Que estamos viviendo un momento trascendental en nuestro devenir democrático no lo niega hoy ni la mayoría de los militantes de los partidos políticos que aspiran a formar gobierno.
Lo que algunos no podemos entender (más allá de nuestra mayor o menor formación en Derecho) es que, aún, haya quienes justifican el posible atropello a nuestro sistema constitucional en el hecho de que hay que obedecer el criterio de las mayorías parlamentarias, obviando que la actual mayoría parlamentaria no busca -con sus anunciadas intenciones- atender al interés general sino a intereses particulares y partidistas.
Todos los que en próximas fechas decidirán el futuro democrático de España (excepción hecha de los creativos parlamentarios que prometieron su cargo por Snoopy o por la memoria del malogrado Matthew Perry…), juraron o prometieron sus cargos como diputados, comprometiéndose a acatar la Constitución, a cumplirla y a hacerla cumplir. Cierto es que algunos prometieron trabajar para cambiarla, pero tal cambio, en un estado de derecho como el español, solo puede conseguirse por los cauces establecidos al efecto.

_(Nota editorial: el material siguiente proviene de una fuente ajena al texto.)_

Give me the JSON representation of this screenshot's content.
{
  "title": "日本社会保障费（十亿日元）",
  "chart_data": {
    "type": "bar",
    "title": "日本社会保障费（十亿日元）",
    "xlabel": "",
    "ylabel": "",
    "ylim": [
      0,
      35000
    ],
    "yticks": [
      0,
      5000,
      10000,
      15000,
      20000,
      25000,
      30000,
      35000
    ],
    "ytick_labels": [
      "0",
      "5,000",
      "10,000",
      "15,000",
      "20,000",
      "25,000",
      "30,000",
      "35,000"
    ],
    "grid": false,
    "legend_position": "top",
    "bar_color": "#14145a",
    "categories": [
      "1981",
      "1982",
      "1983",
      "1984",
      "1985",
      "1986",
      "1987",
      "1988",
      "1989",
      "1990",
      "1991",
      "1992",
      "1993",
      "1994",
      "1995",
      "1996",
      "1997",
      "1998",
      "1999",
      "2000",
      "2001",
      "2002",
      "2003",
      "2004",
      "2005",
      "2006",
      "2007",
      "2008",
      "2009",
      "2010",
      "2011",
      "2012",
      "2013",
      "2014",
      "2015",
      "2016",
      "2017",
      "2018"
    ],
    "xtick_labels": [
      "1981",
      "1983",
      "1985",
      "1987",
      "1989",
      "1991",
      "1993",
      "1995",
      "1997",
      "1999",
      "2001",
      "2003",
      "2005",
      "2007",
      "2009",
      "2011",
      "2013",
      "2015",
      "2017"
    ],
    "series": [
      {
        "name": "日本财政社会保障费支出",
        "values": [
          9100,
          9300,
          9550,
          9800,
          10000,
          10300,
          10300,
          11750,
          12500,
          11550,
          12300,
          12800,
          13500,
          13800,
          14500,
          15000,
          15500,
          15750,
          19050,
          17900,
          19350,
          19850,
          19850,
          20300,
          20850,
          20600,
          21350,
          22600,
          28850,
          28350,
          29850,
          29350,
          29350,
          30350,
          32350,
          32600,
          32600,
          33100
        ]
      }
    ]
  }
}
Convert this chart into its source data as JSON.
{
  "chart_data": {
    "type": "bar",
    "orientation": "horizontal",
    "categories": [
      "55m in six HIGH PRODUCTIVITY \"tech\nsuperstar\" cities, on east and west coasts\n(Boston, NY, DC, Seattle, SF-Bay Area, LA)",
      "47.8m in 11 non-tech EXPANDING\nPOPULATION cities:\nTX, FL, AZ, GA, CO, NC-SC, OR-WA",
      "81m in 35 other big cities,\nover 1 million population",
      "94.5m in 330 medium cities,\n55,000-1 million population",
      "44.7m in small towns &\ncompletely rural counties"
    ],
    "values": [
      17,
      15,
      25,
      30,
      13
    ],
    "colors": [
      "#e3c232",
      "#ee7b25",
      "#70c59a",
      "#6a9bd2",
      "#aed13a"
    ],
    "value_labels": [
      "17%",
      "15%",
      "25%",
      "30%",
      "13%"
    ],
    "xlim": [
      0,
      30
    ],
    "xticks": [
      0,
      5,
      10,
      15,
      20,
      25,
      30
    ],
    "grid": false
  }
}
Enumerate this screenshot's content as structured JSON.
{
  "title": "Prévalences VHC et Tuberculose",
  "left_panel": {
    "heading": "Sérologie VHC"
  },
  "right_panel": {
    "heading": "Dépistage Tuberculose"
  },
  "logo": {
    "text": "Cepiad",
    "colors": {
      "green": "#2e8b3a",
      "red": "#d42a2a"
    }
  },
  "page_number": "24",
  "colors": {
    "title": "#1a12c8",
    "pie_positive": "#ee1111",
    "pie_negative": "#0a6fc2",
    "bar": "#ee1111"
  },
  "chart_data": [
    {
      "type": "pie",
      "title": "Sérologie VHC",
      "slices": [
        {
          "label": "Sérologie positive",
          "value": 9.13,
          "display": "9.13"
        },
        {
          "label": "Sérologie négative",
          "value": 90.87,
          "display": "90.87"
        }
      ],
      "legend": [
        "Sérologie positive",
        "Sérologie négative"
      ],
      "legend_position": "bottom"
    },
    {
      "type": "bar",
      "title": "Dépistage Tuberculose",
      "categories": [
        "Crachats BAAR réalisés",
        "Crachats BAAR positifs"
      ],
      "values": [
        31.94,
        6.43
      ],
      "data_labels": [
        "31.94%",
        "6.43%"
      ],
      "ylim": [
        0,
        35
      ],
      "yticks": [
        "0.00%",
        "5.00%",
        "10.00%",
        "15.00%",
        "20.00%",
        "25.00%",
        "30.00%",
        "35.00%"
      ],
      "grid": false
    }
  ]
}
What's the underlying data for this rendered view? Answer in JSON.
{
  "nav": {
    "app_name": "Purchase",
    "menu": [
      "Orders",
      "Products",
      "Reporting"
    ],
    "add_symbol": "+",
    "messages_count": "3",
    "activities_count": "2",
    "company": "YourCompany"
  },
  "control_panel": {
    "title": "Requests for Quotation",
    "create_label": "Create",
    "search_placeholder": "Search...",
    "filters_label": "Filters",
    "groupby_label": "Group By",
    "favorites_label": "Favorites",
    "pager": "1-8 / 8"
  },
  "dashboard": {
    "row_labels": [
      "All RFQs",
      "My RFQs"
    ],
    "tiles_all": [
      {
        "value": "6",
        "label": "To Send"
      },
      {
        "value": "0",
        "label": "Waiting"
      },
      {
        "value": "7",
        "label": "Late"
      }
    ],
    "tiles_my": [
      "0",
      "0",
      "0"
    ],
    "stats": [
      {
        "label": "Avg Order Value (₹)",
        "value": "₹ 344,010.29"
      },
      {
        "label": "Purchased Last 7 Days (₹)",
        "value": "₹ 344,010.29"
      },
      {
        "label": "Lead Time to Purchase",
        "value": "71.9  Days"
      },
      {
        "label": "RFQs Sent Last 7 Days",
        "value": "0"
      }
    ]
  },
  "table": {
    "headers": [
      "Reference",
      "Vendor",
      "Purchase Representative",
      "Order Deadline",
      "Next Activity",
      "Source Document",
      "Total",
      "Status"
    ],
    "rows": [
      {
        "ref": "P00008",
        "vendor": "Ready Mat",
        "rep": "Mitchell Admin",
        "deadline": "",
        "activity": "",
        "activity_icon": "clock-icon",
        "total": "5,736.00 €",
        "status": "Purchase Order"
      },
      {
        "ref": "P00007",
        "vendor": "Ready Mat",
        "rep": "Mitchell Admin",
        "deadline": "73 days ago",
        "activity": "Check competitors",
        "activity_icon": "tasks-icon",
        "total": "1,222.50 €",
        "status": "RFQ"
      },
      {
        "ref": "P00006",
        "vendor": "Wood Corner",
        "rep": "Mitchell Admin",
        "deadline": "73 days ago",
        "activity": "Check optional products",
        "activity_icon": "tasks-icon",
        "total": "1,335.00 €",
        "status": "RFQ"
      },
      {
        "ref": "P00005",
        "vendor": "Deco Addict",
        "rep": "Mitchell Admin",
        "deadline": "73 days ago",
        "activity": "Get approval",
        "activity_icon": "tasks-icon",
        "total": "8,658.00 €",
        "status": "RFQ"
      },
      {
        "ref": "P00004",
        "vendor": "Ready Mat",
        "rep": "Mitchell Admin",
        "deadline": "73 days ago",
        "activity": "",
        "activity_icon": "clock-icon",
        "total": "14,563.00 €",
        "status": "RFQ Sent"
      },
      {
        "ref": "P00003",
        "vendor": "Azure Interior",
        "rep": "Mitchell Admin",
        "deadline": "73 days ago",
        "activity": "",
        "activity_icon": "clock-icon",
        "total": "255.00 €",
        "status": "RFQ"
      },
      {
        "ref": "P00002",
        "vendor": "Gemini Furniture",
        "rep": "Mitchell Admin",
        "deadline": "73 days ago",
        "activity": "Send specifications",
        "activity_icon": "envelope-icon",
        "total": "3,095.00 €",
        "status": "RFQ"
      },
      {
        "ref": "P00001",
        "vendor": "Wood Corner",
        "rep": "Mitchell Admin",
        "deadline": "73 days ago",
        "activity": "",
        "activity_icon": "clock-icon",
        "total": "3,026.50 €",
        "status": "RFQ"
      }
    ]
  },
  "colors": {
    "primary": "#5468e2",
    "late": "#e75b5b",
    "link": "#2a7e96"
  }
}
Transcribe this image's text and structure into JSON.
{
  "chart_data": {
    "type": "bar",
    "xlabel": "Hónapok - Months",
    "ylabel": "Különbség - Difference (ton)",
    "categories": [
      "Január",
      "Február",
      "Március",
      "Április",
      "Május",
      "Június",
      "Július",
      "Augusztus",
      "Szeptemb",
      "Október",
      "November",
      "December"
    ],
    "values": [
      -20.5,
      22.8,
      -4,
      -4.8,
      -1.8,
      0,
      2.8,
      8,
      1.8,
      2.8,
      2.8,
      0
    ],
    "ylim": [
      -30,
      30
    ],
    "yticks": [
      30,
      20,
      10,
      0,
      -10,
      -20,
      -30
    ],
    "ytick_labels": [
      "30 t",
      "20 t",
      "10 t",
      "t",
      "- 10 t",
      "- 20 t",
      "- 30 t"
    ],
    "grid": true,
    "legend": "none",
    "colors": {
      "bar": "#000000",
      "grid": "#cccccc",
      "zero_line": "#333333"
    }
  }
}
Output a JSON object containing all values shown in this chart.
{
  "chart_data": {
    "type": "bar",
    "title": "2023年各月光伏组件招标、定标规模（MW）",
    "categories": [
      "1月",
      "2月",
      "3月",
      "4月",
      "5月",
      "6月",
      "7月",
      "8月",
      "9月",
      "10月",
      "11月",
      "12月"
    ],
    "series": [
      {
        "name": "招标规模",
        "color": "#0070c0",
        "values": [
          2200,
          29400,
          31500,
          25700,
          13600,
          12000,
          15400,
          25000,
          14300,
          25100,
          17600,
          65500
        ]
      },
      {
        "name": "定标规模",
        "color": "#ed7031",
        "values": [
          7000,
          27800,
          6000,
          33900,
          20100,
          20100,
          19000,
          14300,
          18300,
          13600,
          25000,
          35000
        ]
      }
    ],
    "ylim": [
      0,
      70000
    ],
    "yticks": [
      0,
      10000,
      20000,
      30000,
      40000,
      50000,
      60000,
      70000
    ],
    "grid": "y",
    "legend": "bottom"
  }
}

Este empeño de su palabra no puede (no debería) ser quebrado por ningún interés particular que ponga en jaque nuestra Constitución y la propia convivencia pacífica en nuestro país.
Hace ya algún tiempo que nuestro más alto tribunal, el Tribunal Supremo, fijó doctrina en el sentido de que nadie está obligado a cumplir ni a obedecer órdenes ilegales, al establecer que, «en un sistema democrático, no cabe, (…), la exención de responsabilidad por razón de obediencia debida, por lo que están obligados a incumplir órdenes que sean ilegales». Y esto, que ocurre en todos los ámbitos de la administración pública, también debería resultar de aplicación a nuestros representantes parlamentarios.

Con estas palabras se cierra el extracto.